Polecats Wallpapers |
Polecats Wallpapers |
Polecats
Distribution: mainly in Wales but spreading. Widespread throughout the rest of Europe, as far north as southern Sweden & southern Finland.
Habitat: variety of habitats but most often found in woodlands & hedgerows.
Size: male:- head & body 38cm; tail 14cm. Female is smaller.
Description: long, almost cylindrical body with short legs & tail. Dark brown fur with yellowish under-fur showing through; black underparts, legs & tail; white patches on face giving a distinct dark, mask-like pattern.
Weight: male up to 1.5kg. Female a little over half this.
Life-span: up to five years or more.
Food: mainly rodents, also rabbits, frogs, fish, worms and birds.
The polecat used to be called a 'foul mart' because of its strong smell. The name polecat is said to be from the French poule chat,'the chicken cat' and it will kill chickens given the chance! Ferrets are creamy-white, domesticated polecats used to catch rabbits, and some escape or are lost. Many of these ferrets have reverted to polecat colouring over the generations and are known as polecat-ferrets, though they usually have a paler forehead and no mask. They also interbreed with true polecats so polecats vary in colour depending on how much ferret and how much true polecat is in their ancestry. Polecat-ferrets are found throughout Britain.
Home and hunting
The polecat is usually solitary and is mainly active by night, but may sometimes be seen hunting during the day. It moves quickly with its body almost touching the ground, long neck stretched out and short legs moving in a kind of paddling action - it glides rather than runs! Territories are marked with a very strong foul-smelling scent produced by pea-sized glands at the base of the tail. The polecat will live in almost every kind of habitat, even sand dunes and sea cliffs, although it prefers woods and copses. It makes a den in any suitable hole, such as a rabbit burrow, fox earth or natural rock crevice. Sometimes a wood stack is used. In winter, shelter may be sought in a deserted building.
Polecats are less agile than pine martens, and cannot climb as well as they do. They have a keen sense of smell with which to track down prey. Polecats catch mice, rats, voles, rabbits, birds and their eggs, frogs, lizards and snakes. They are said to kill adders and to be immune to their poison.
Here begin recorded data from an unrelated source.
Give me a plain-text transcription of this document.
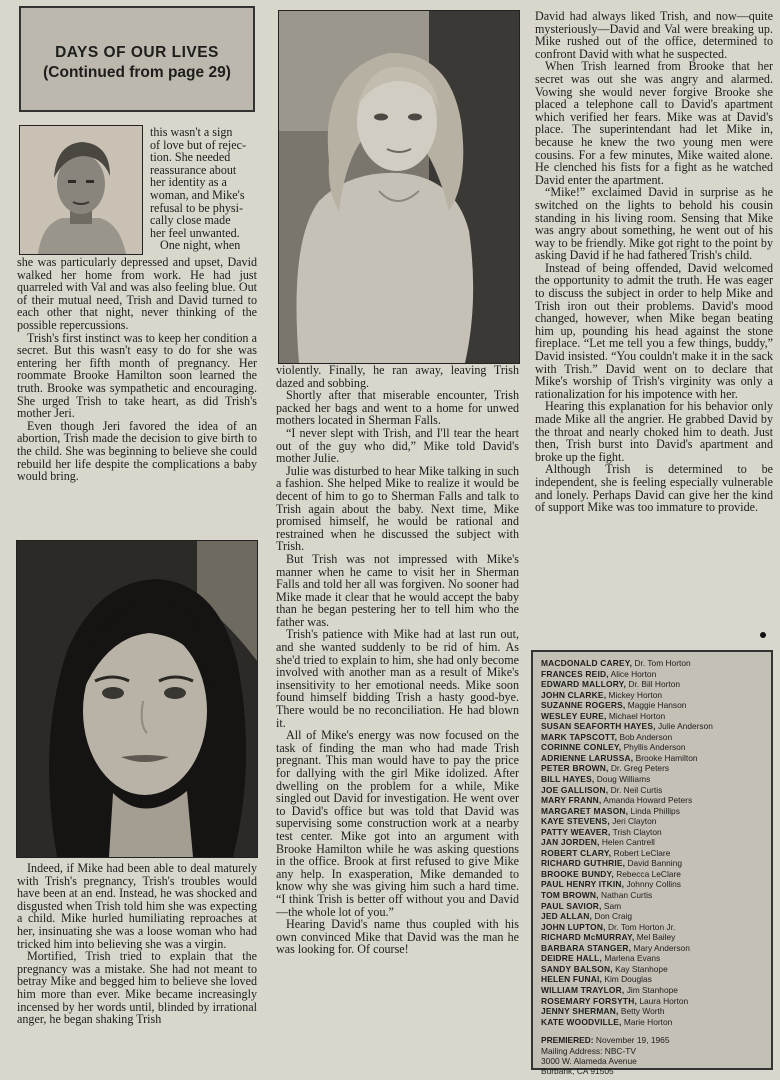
DAYS OF OUR LIVES
(Continued from page 29)
this wasn't a sign
of love but of rejec-
tion. She needed
reassurance about
her identity as a
woman, and Mike's
refusal to be physi-
cally close made
her feel unwanted.
One night, when

she was particularly depressed and upset, David walked her home from work. He had just quarreled with Val and was also feeling blue. Out of their mutual need, Trish and David turned to each other that night, never thinking of the possible repercussions.

Trish's first instinct was to keep her condition a secret. But this wasn't easy to do for she was entering her fifth month of pregnancy. Her roommate Brooke Hamilton soon learned the truth. Brooke was sympathetic and encouraging. She urged Trish to take heart, as did Trish's mother Jeri.

Even though Jeri favored the idea of an abortion, Trish made the decision to give birth to the child. She was beginning to believe she could rebuild her life despite the complications a baby would bring.

Indeed, if Mike had been able to deal maturely with Trish's pregnancy, Trish's troubles would have been at an end. Instead, he was shocked and disgusted when Trish told him she was expecting a child. Mike hurled humiliating reproaches at her, insinuating she was a loose woman who had tricked him into believing she was a virgin.

Mortified, Trish tried to explain that the pregnancy was a mistake. She had not meant to betray Mike and begged him to believe she loved him more than ever. Mike became increasingly incensed by her words until, blinded by irrational anger, he began shaking Trish

violently. Finally, he ran away, leaving Trish dazed and sobbing.

Shortly after that miserable encounter, Trish packed her bags and went to a home for unwed mothers located in Sherman Falls.

“I never slept with Trish, and I'll tear the heart out of the guy who did,” Mike told David's mother Julie.

Julie was disturbed to hear Mike talking in such a fashion. She helped Mike to realize it would be decent of him to go to Sherman Falls and talk to Trish again about the baby. Next time, Mike promised himself, he would be rational and restrained when he discussed the subject with Trish.

But Trish was not impressed with Mike's manner when he came to visit her in Sherman Falls and told her all was forgiven. No sooner had Mike made it clear that he would accept the baby than he began pestering her to tell him who the father was.

Trish's patience with Mike had at last run out, and she wanted suddenly to be rid of him. As she'd tried to explain to him, she had only become involved with another man as a result of Mike's insensitivity to her emotional needs. Mike soon found himself bidding Trish a hasty good-bye. There would be no reconciliation. He had blown it.

All of Mike's energy was now focused on the task of finding the man who had made Trish pregnant. This man would have to pay the price for dallying with the girl Mike idolized. After dwelling on the problem for a while, Mike singled out David for investigation. He went over to David's office but was told that David was supervising some construction work at a nearby test center. Mike got into an argument with Brooke Hamilton while he was asking questions in the office. Brook at first refused to give Mike any help. In exasperation, Mike demanded to know why she was giving him such a hard time. “I think Trish is better off without you and David—the whole lot of you.”

Hearing David's name thus coupled with his own convinced Mike that David was the man he was looking for. Of course!

David had always liked Trish, and now—quite mysteriously—David and Val were breaking up. Mike rushed out of the office, determined to confront David with what he suspected.

When Trish learned from Brooke that her secret was out she was angry and alarmed. Vowing she would never forgive Brooke she placed a telephone call to David's apartment which verified her fears. Mike was at David's place. The superintendant had let Mike in, because he knew the two young men were cousins. For a few minutes, Mike waited alone. He clenched his fists for a fight as he watched David enter the apartment.

“Mike!” exclaimed David in surprise as he switched on the lights to behold his cousin standing in his living room. Sensing that Mike was angry about something, he went out of his way to be friendly. Mike got right to the point by asking David if he had fathered Trish's child.

Instead of being offended, David welcomed the opportunity to admit the truth. He was eager to discuss the subject in order to help Mike and Trish iron out their problems. David's mood changed, however, when Mike began beating him up, pounding his head against the stone fireplace. “Let me tell you a few things, buddy,” David insisted. “You couldn't make it in the sack with Trish.” David went on to declare that Mike's worship of Trish's virginity was only a rationalization for his impotence with her.

Hearing this explanation for his behavior only made Mike all the angrier. He grabbed David by the throat and nearly choked him to death. Just then, Trish burst into David's apartment and broke up the fight.

Although Trish is determined to be independent, she is feeling especially vulnerable and lonely. Perhaps David can give her the kind of support Mike was too immature to provide.

MACDONALD CAREY, Dr. Tom Horton
FRANCES REID, Alice Horton
EDWARD MALLORY, Dr. Bill Horton
JOHN CLARKE, Mickey Horton
SUZANNE ROGERS, Maggie Hanson
WESLEY EURE, Michael Horton
SUSAN SEAFORTH HAYES, Julie Anderson
MARK TAPSCOTT, Bob Anderson
CORINNE CONLEY, Phyllis Anderson
ADRIENNE LARUSSA, Brooke Hamilton
PETER BROWN, Dr. Greg Peters
BILL HAYES, Doug Williams
JOE GALLISON, Dr. Neil Curtis
MARY FRANN, Amanda Howard Peters
MARGARET MASON, Linda Phillips
KAYE STEVENS, Jeri Clayton
PATTY WEAVER, Trish Clayton
JAN JORDEN, Helen Cantrell
ROBERT CLARY, Robert LeClare
RICHARD GUTHRIE, David Banning
BROOKE BUNDY, Rebecca LeClare
PAUL HENRY ITKIN, Johnny Collins
TOM BROWN, Nathan Curtis
PAUL SAVIOR, Sam
JED ALLAN, Don Craig
JOHN LUPTON, Dr. Tom Horton Jr.
RICHARD McMURRAY, Mel Bailey
BARBARA STANGER, Mary Anderson
DEIDRE HALL, Marlena Evans
SANDY BALSON, Kay Stanhope
HELEN FUNAI, Kim Douglas
WILLIAM TRAYLOR, Jim Stanhope
ROSEMARY FORSYTH, Laura Horton
JENNY SHERMAN, Betty Worth
KATE WOODVILLE, Marie Horton
PREMIERED: November 19, 1965
Mailing Address: NBC-TV
3000 W. Alameda Avenue
Burbank, CA 91505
They carry small prey by grasping it in the middle of the back.
Breeding
Mating takes place between March and May, and after a gestation period (time between mating and birth) of six weeks, a litter of 3 - 8 young is born. The babies, covered with white, silky fur, are born into a nest of dry grass in woods or among rocks. The young leave the nest when two months old and the colours and markings of the adult appear at about three months. Baby polecats huddle together in the nest to keep warm, but in hot weather lie as far apart as possible. Family groups may be seen together in late summer, but by the winter the young polecats have gone their separate ways.
Polecats and humans
The polecat was once a very common mammal throughout Britain, even found in the outskirts of London, at the beginning of the nineteenth century. However, by the end of the nineteenth century, persecution by gamekeepers and fur trappers had reduced it to a few isolated populations in central Wales.
The polecat was once considered as a threat to game and poultry and poultry-killing may be justified to some extent. However, gamekeepers and farmers, who trapped polecats mercilessly, rarely considered that predators like polecats probably help to keep the populations of rats and mice under control. The enormous reduction in polecat numbers might have contributed in the past to the huge increase in the populations of rats.
The polecat was also trapped for its fur, known as 'fitch', which was widely used in the early nineteenth century. Records show that a total of 400 polecat pelts were sold at the old Fur Fair in Dumfries, Scotland, in 1829, and 600 in 1831. In 1866, however, the number of furs for sale there was only six, after which they were not included in the records.
Many years ago, polecat-hunting was practised among the country squires of North Wales, Cheshire, Cumberland and Westmorland, where special packs of hounds were kept to hunt them down.